Wednesday 21 May 2014

How Different a Market is Health Care?

Professor Steve Levitt has come under a bit of attack lately because of some comments he made, in part to UK Prime Minister David Cameron, and in full to Cameron's team when the PM had walked out. He asked, essentially, if the PM would be happy with a system under which Britons could come to a car dealership and pick up a car, financed - just like the National Health Service - by the state. Among those upset with these comments is Professor Noah Smith, who has argued (here and here) that health care is a different kind of market than that for cars.
 
I think Professor Levitt is essentially right on this. Now he never actually claimed that there are no differences between health care and other markets, but it is clear from context that he considers health care and other markets to have rather a lot in common. Certainly you would expect huge quantities to be demanded in the market for health care with services available at a zero price, just like you would expect huge quantities to be demanded under similar conditions in basically any other market.
 
So what is different about health care?

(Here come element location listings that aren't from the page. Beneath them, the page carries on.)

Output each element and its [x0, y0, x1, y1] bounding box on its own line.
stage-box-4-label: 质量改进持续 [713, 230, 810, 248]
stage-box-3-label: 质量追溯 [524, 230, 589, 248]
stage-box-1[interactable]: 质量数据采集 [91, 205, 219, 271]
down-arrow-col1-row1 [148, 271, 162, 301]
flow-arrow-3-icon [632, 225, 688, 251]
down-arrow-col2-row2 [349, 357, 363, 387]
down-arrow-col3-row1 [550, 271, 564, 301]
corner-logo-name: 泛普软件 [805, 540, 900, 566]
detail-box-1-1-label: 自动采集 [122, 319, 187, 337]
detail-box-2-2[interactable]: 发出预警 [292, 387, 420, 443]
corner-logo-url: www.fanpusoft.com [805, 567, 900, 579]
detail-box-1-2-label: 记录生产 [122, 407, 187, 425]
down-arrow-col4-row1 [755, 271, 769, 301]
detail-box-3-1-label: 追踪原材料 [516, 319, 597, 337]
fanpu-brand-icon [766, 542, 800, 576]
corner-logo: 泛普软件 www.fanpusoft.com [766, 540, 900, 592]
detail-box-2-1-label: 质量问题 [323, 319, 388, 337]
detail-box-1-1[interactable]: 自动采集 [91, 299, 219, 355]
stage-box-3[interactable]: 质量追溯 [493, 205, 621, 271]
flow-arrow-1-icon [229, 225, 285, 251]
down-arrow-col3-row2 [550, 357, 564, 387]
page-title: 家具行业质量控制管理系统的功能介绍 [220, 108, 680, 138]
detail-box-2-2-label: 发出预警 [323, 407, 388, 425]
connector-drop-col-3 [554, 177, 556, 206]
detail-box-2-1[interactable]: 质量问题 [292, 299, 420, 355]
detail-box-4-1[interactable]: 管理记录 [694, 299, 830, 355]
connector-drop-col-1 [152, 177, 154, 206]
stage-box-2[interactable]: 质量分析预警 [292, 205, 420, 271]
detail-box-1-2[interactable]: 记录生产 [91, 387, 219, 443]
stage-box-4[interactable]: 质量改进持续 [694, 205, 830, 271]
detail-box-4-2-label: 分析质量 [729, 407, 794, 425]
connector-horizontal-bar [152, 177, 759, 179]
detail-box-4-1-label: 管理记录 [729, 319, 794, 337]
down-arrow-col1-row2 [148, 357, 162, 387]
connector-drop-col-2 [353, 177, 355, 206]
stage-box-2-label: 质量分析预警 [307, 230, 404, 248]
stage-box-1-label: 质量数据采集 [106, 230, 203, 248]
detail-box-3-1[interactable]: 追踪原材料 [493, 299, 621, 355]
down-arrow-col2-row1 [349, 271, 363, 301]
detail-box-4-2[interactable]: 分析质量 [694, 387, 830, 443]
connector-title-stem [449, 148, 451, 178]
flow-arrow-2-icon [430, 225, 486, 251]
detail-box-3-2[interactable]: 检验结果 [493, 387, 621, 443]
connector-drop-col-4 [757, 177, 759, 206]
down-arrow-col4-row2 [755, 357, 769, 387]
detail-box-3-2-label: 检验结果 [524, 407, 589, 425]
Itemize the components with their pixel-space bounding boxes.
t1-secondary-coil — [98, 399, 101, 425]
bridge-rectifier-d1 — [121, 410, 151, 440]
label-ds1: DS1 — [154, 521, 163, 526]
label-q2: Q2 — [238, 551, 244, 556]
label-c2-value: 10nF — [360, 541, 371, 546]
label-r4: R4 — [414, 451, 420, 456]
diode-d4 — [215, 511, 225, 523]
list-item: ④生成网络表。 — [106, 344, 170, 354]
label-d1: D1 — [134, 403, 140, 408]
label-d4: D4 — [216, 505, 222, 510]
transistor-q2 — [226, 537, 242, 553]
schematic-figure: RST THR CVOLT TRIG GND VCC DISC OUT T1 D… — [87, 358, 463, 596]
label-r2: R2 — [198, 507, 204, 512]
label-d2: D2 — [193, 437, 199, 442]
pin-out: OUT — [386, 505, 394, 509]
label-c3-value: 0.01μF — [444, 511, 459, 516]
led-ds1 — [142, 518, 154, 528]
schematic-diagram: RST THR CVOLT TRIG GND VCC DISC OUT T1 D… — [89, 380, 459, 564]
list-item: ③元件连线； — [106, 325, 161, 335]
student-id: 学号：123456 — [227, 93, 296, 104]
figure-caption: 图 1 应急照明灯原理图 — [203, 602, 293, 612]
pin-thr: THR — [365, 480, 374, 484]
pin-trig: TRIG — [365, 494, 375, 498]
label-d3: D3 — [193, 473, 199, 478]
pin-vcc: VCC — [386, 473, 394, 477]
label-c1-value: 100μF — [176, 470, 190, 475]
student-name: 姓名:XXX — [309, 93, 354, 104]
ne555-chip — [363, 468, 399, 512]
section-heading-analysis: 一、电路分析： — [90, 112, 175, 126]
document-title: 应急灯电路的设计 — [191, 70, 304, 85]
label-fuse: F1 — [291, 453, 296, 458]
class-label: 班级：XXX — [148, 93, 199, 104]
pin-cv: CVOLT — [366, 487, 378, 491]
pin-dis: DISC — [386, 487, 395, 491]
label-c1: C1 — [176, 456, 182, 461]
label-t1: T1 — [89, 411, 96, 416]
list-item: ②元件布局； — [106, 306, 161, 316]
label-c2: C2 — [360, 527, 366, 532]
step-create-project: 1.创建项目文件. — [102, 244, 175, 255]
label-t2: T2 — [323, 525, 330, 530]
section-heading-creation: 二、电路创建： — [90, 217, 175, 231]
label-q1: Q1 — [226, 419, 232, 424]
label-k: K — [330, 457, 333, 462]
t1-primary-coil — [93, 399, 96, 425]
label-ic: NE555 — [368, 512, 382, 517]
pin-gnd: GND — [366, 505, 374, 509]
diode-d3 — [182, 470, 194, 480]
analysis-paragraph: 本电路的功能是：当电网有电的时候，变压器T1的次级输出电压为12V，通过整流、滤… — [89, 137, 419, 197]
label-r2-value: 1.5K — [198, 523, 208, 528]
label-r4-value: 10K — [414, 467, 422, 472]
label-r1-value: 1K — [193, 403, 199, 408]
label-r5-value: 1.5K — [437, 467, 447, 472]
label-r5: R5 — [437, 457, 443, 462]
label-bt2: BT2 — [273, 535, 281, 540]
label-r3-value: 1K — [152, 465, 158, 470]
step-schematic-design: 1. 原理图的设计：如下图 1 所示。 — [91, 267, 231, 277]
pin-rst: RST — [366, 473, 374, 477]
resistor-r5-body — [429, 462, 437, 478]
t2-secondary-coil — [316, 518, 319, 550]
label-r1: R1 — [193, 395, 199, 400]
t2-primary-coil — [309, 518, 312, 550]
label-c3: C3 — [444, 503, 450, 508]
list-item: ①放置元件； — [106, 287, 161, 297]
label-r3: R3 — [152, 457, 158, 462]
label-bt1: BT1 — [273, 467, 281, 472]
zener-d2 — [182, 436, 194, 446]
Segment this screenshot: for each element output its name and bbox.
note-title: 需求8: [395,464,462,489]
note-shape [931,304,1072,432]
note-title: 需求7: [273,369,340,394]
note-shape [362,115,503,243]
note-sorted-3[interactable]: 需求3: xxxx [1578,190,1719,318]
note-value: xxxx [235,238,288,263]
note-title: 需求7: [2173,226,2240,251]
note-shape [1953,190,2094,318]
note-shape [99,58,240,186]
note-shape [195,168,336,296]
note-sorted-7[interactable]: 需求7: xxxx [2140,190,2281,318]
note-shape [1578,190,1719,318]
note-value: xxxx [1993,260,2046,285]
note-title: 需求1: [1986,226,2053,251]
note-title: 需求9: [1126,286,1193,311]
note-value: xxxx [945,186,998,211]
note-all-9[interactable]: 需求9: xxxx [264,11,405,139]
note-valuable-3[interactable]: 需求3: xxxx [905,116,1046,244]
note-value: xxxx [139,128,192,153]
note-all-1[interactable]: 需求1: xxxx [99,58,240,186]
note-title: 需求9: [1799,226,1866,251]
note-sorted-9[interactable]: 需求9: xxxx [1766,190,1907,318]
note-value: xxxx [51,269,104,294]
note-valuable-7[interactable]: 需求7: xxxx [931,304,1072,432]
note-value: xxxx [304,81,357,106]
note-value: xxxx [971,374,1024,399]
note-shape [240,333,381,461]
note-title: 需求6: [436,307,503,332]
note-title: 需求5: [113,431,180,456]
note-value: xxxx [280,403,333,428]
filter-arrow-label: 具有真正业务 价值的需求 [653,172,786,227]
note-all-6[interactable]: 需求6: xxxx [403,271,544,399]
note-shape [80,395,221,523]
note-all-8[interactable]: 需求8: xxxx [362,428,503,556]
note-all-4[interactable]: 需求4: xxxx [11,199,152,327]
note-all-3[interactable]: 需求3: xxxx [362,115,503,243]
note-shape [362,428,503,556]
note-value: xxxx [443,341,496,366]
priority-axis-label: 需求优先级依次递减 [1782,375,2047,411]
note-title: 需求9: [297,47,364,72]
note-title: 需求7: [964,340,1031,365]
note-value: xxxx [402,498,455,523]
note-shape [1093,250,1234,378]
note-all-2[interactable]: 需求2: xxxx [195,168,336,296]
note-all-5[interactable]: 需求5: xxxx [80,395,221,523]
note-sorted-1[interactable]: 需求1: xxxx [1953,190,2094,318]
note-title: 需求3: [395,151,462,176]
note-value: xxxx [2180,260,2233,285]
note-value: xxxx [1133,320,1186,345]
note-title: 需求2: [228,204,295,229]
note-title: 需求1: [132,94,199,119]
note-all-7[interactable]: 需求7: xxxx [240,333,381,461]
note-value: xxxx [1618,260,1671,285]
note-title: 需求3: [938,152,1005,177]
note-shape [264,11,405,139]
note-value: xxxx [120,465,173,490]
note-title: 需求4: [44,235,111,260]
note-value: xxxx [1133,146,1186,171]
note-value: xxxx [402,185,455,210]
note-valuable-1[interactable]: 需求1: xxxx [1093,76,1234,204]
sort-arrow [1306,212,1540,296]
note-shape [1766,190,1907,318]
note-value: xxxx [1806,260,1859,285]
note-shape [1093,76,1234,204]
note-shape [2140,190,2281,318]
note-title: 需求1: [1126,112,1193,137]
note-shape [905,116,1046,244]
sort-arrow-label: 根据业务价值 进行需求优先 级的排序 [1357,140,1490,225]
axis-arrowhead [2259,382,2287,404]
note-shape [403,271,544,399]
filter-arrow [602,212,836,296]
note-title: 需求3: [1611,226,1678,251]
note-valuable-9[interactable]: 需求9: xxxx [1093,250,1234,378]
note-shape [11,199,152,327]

Among the contenders are adverse selection and moral hazard. Adverse selection means that insurance buyers know more about their health than do sellers, but this is true in very many other markets as well (by the way, the health insurance market is characterized by propitious, not adverse, selection, according to very many studies - just one terrific paper with data on the issue is here). Moral hazard means that insured folks have an incentive not to take care of themselves as well, but this, too, is present in many other markets. (This issue is not primarily about insurance, but it is a common way of financing health expenses and Professor Smith mentioned these specifics in one of the posts linked to above.)
 
A related problem of asymmetric information is that those seeking to purchase health care do not know a lot about the product. But this, again, is true for a wide variety of other markets, such as cars, computers, plumbing services and dentistry. For most food I buy I have no idea what has been added to it. Nor do I care much, because sellers compete and have reputations to maintain.

Another issue pertaining to (lack of) information is how to determine which hospital is best while in acute need of medical attention. Will stroke sufferers "shop around"? Of course they will not, but that holds under any system. Would hospitals charge "exorbitant" fees for those coming in for heart attacks? They clearly have an incentive to do so, but competing hospitals have the same incentive. Distance may give some monopoly power, but not too much because of the presence, a bit farther away, of other hospitals.

One issue on which health care really does differ is that of (partial) unpredictability tied to possibly lethal consequences. I think this may be a reason behind the widespread impression that health care should be the business of the government because it is so "important". Bread and Weetabix are also "important" but they lack the other aspects. I think this also explains the presence of the subsidy in Professor Levitt's policy proposal for the British politicos. Given these widespread beliefs, it would be very hard to argue for no subsidy at all, so Professor Levitt's proposal seems a very good one to me.

Notice, lastly, that the aforementioned difference is not really a difference in the mechanics of the market for health care. Rather, it is simply a difference in widespread perceptions of the services offered in this market. So if free markets tend to work better than regulated ones, it really should show in performance. I am in the deep end of the pool attempting to assess the evidence on this, but I believe it is noteworthy that the Singaporean model - which as far as I can gather comes close to what Professor Levitt tried to propose to Cameron - typically receives a great deal of praise.